In the left-side navigation pane, choose Job Development > Spark JAR Development.
Select a job resource group and the Spark job type. In this example, the Batch type is used.
Enter the following code in the code editor based on the application written in Step 2 and click Run Now.

Scala application

{
    "name": "LightdbmDemo",
    "file": "oss://testBucketName/original-LightgbmDemo-1.0.jar",
    "jars": "oss://testBucketName/LightgbmDemo-1.0.jar",
    "ClassName": "com.aliyun.adb.GBDTdemo",
    "conf": {
        "spark.driver.resourceSpec": "large",
        "spark.executor.instances": 2,
        "spark.executor.resourceSpec": "medium",
        "spark.adb.version": "3.5"
    }
}

Python application

{
  "name": "CatBoostDemo",
  "file": "oss://testBucketName/GBDT/lightgbm_spark_20241227.py",
  "jars": "oss://testBucketName/GBDT/GDBTDemo-1.0-SNAPSHOT.jar",
  "pyFiles": "oss://testBucketName/GBDT/GDBTDemo-1.0-SNAPSHOT.jar",
  "conf": {
    "spark.driver.resourceSpec": "large",
    "spark.executor.instances": 2,
    "spark.executor.resourceSpec": "medium",
    "spark.adb.version": "3.5"
  }
}

Note

The Python application in this topic needs to call the methods contained in the JAR package. In this case, you must add the jars parameter to the Spark JAR job code to specify the OSS path of the Maven dependencies obtained in Step 1.

The following table describes the parameters.

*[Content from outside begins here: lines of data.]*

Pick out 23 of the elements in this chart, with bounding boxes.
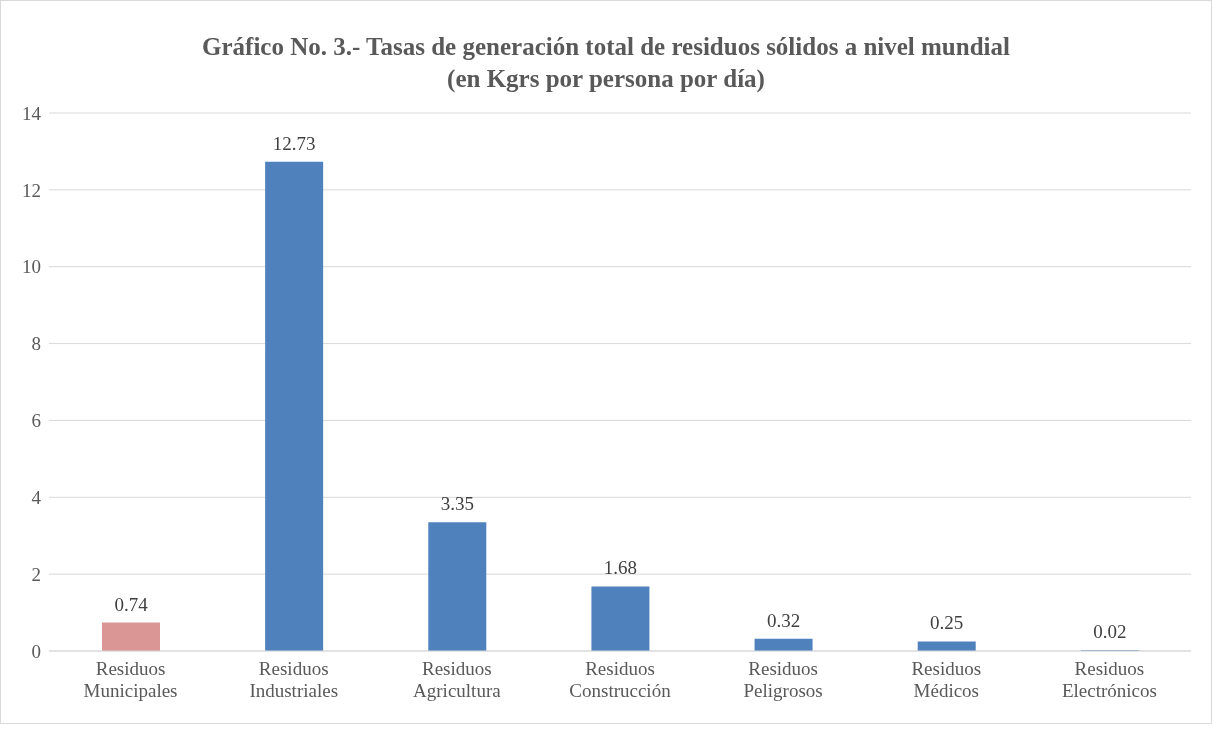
x-tick-label: Residuos Médicos [911,658,982,701]
y-tick-label: 2 [31,563,41,585]
x-tick-label: Residuos Peligrosos [743,658,823,701]
x-tick-label: Residuos Industriales [249,658,339,701]
y-tick-label: 4 [31,487,42,509]
x-tick-label: Residuos Construcción [569,658,672,701]
x-tick-label: Residuos Electrónicos [1061,658,1157,701]
data-label: 12.73 [272,132,316,154]
data-label: 0.32 [766,609,801,631]
data-label: 0.74 [114,593,149,615]
data-label: 0.02 [1093,621,1127,643]
x-tick-label: Residuos Municipales [83,658,178,701]
y-tick-label: 6 [31,410,41,432]
x-tick-label: Residuos Agricultura [413,658,502,701]
y-tick-label: 0 [31,640,41,662]
y-tick-label: 8 [31,333,41,355]
data-label: 3.35 [440,493,474,515]
data-label: 1.68 [603,557,638,579]
data-label: 0.25 [930,612,964,634]
y-tick-label: 10 [22,256,41,278]
y-tick-label: 12 [22,179,41,201]
y-tick-label: 14 [22,102,42,124]
chart-title: Gráfico No. 3.- Tasas de generación total de residuos sólidos a nivel mundial (en Kgrs por persona por día) [201,32,1011,95]
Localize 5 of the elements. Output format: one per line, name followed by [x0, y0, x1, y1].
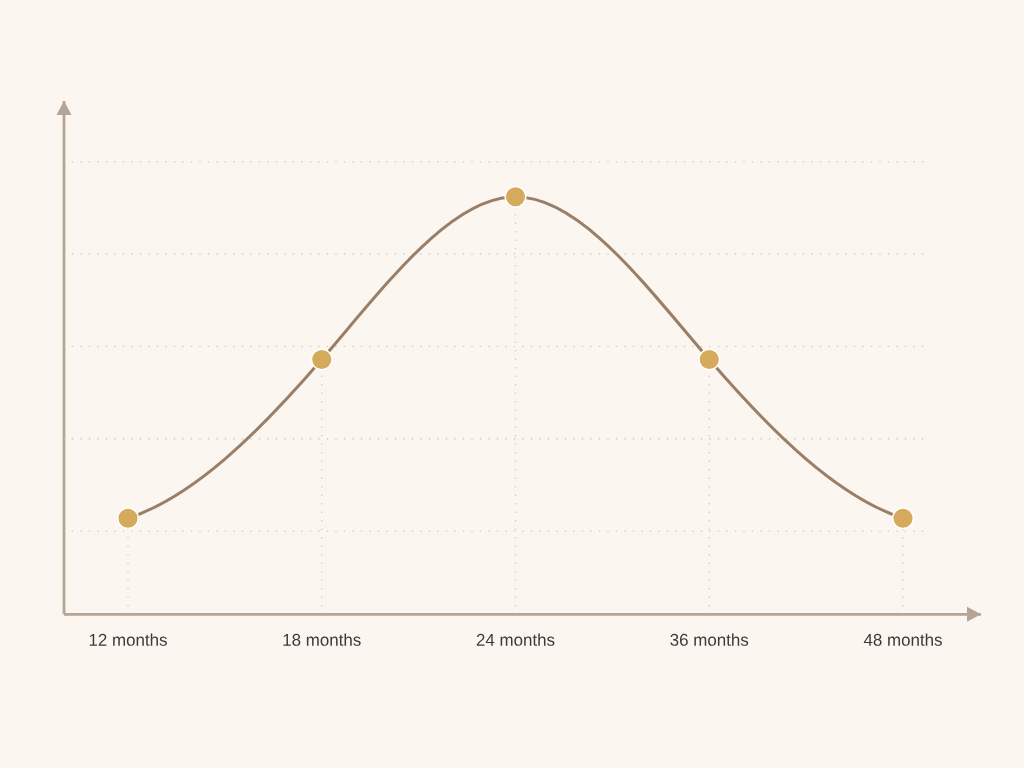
x-tick-label: 36 months [670, 633, 749, 646]
x-tick-label: 48 months [863, 633, 942, 646]
x-tick-label: 18 months [283, 633, 361, 646]
x-tick-label: 24 months [476, 633, 555, 646]
x-tick-label: 12 months [89, 633, 167, 646]
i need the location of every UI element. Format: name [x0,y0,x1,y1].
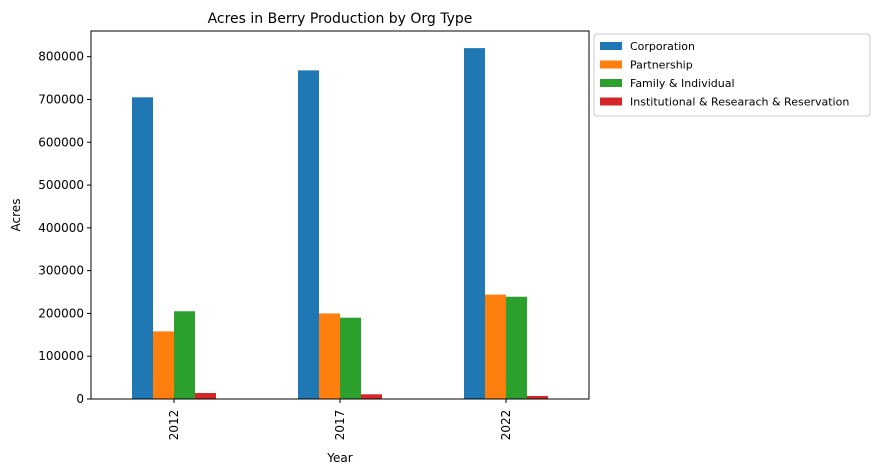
y-tick-label: 200000 [38,306,84,320]
x-axis: 2012 2017 2022 [167,399,513,440]
legend-label: Partnership [630,59,693,72]
bars-group [132,48,548,400]
chart-title: Acres in Berry Production by Org Type [208,11,473,27]
bar-partnership-2017 [319,313,340,399]
y-axis: 0 100000 200000 300000 400000 500000 600000 700… [38,50,91,406]
y-tick-label: 800000 [38,50,84,64]
legend-label: Corporation [630,40,695,53]
bar-institutional-researach-reservation-2017 [361,394,382,399]
bar-partnership-2022 [485,294,506,399]
x-tick-label: 2022 [499,410,513,441]
bar-family-individual-2022 [506,296,527,399]
plot-frame [90,30,590,400]
bar-institutional-researach-reservation-2022 [527,396,548,399]
bar-family-individual-2017 [340,317,361,399]
x-tick-label: 2012 [167,410,181,441]
bar-corporation-2017 [298,70,319,400]
y-tick-label: 500000 [38,178,84,192]
y-tick-label: 300000 [38,264,84,278]
legend-label: Family & Individual [630,77,735,90]
y-tick-label: 0 [76,392,84,406]
legend-swatch [600,60,622,69]
x-axis-label: Year [326,451,352,465]
x-tick-label: 2017 [333,410,347,441]
legend: Corporation Partnership Family & Individua… [593,33,871,117]
y-tick-label: 700000 [38,92,84,106]
y-tick-label: 100000 [38,349,84,363]
legend-swatch [600,97,622,106]
bar-family-individual-2012 [174,311,195,399]
y-tick-label: 600000 [38,135,84,149]
y-tick-label: 400000 [38,221,84,235]
legend-swatch [600,79,622,87]
bar-corporation-2022 [464,48,485,400]
legend-label: Institutional & Researach & Reservation [630,96,849,109]
bar-corporation-2012 [132,97,153,399]
bar-partnership-2012 [153,331,174,399]
legend-swatch [600,42,622,50]
legend-box [593,33,871,117]
bar-institutional-researach-reservation-2012 [195,393,216,399]
y-axis-label: Acres [9,199,23,232]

Parameter	Required	Description
name	No	The name of the Spark application.
file	Yes	Scala: the OSS path of the Scala application written in Step 2. Python: the OSS path of the Python application written in Step 2.
jars	Yes	The OSS path of the Maven dependencies prepared in Step 1.
ClassName	Yes if specific conditions are met	The name of the entry class for the Scala application. This parameter is required when you submit a Scala application.
pyFiles	Yes if specific conditions are met	The OSS path of the Maven dependencies prepared in Step 1. This parameter is required when you submit a Python application.
spark.adb.version	Yes	The Spark version, which must be set to 3.5.
Other conf parameters	No	The configuration parameters that are required for the Spark application, which are similar to those of Apache Spark. The parameters must be in the `key: value` format. Separate multiple parameters with commas (,). For information about the configuration parameters that are different from those of Apache Spark or the configuration parameters that are specific to AnalyticDB for MySQL, see Spark application configuration parameters.

(Optional) On the Applications tab, find the Spark job and click Logs in the Actions column to view the running results of the job.